ChronoSynching Between Machines

I need to synch my EF libraries on two machines, preferably with ChronoSync, which I use for lots of things. I am getting very confusing results. What I have been trying to do is synch the two Finder folders that contain the relevant library. The result this morning was that a new variant of the EF library was created inside the Finder folder on one machine (and perhaps both). Thus, within EF’s Files folder, I see Name.eflibrary and 0Name.eflibrary. Also, I see two versions of the To Import folder. All of this creates a lot of confusion and the potential for losing things.

I am sure that there must be a simple and optimal way to do all this, but it eludes me. ??

Additional issues may include (1) permitting or not permitting duplicates, (2) one-way or two-way synchronization, (3) saving deletions. For example, after synchronization, I am seeing a huge number of files in Unable to Import,

The bottom line is that if you do a one-way sync, you don’t sync while the library is open in EagleFiler, and you configure ChronoSync to make one folder an exact copy of the other, everything will work. Unfortunately, with the default ChronoSync options the copy will be different from the original. This will cause problems because it’s equivalent to adding/moving/deleting files behind EagleFiler’s back. Please see these two threads.

Addendum
I should have added, based on an earlier query, that the problem includes EF having difficulty knowing how to two-way synchronize the .eflibrary files. However, one-way synchronization is obviously dangerous, so it would be nice to be able to do it. Perhaps it is impossible.

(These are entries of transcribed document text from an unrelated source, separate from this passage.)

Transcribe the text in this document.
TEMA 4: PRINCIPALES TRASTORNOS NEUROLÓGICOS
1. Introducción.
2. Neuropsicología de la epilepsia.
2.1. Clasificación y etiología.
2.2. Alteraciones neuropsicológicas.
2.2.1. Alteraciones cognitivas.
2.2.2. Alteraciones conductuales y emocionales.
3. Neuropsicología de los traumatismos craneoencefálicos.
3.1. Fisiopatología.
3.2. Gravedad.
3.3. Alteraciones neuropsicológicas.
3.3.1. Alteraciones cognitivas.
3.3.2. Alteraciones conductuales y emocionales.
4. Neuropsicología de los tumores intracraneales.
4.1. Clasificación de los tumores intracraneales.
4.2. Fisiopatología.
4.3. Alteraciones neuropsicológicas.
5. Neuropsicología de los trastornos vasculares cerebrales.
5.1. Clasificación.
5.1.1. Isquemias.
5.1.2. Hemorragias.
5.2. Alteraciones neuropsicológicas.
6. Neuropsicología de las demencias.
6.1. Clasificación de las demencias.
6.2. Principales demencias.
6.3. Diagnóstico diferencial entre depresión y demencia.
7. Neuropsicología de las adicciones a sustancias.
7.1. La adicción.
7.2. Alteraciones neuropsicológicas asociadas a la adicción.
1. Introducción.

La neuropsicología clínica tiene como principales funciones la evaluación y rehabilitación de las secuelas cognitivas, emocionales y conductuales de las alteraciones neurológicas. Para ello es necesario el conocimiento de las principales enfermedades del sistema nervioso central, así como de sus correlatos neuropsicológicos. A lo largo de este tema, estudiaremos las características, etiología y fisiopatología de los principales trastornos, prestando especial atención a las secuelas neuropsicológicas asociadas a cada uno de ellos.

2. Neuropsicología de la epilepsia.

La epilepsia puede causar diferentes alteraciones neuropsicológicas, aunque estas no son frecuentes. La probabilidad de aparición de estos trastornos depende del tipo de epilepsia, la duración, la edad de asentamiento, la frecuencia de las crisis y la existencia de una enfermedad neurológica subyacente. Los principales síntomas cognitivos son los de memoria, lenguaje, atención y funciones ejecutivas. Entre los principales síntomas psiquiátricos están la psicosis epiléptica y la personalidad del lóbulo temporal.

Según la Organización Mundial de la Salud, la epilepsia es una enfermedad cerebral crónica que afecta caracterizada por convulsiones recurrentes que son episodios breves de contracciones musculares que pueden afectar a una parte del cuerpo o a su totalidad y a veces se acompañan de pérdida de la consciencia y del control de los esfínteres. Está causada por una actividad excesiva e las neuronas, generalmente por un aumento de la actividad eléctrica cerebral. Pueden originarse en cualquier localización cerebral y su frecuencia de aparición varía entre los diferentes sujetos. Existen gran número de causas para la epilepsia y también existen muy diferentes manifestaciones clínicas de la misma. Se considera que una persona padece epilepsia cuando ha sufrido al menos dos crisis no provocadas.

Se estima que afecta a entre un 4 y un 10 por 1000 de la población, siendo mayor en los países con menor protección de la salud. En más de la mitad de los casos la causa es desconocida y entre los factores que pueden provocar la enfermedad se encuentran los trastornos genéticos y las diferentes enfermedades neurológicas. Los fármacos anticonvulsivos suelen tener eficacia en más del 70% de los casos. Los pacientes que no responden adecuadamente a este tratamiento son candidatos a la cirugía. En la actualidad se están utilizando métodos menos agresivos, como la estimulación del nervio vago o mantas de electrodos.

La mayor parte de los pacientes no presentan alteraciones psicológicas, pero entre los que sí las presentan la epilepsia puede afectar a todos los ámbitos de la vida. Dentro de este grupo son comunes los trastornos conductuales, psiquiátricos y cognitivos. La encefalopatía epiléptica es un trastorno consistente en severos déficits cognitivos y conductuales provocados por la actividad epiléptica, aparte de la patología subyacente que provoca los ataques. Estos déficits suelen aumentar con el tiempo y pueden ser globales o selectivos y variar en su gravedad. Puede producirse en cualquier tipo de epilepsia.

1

To underatand my perhaps erroneous reasoning, suppose we have two computers with identically named EF library files A and A, but with somewhat different files. And suppose which files are newer varies with machine because both have been worked upon since the last synchronization.

Computer 1
A (newer)
a (older)
b (newer)

Computer 2
A (older)
a (newer)
c

One-way synchronization would replace at least one newer file with an older one.

What would two-way synchronization do? I would expect it to generate, on both machines

A (newer)
a (newer)
b (newer)
c

However, A(newer) would not be correct because it wouldn’t know about c. If EagleFiler, aware of such issues, tried to cope by keeping both A(older) and A(newer), but with one of them renamed, then there would be other problems. That may be what I’m seeing.

It seems that an ugly “solution” would be, each time:
o Export everything from the EF libraries on both machines, putting results in temporary folders on the two machines
o Two-way synchronize those two folders
o Delete the existing EF libraries on both machines
o Create new EF libraries on both machines, using the previous names
o Import the folders on both machines

That’s beyond the capacity of a simple synchronizer. I also wonder whether such export/import activity is super-reliable.

My hope, then, is that I’m not seeing a simple way around the problem.

Crossed in Ether
Michael
I added my addendum before seeing your earlier response. It appears from the other threads that my fears are correct and that the two-way sychronization would indeed require the complicated stuff I describe. That’s not the end of the world, but it’s too bad. I wonder whether a new non-trivial EF feature would be to wake up, observe the existence of unrecognized files in the relevant FInder folder, and ask the user whether those should be imported into EF? If yes, then wouldn’t this solve a number of issues?

This is a general problem that affects nearly every application. You cannot merge changes to two copies of a Word file using file synchronization software, nor can you merge changes to an iPhoto library. With the Word example, the newer file will replace the older one. With the iPhoto example, the newer database that tracks the files will replace the older one, and the merged files/folders will not be consistent with it. So it is with EagleFiler, too.

That’s why you need to use one-way synchronization. And if you don’t want to lose data with one-way synchronization, you should only make changes to one copy of the library before syncing.

This would be reliable in the sense that it would work consistently, but you would lose all the EagleFiler metadata when exporting and importing.

There are a variety of simple ways to make this work. All require that you only modify one side at a time between syncs.

Yes, but that wouldn’t synchronize the metadata properly. And it wouldn’t properly handle files that were moved. Ultimately, even if EagleFiler were smarter, file synchronization software is a crude tool that’s not up to handling this type of task.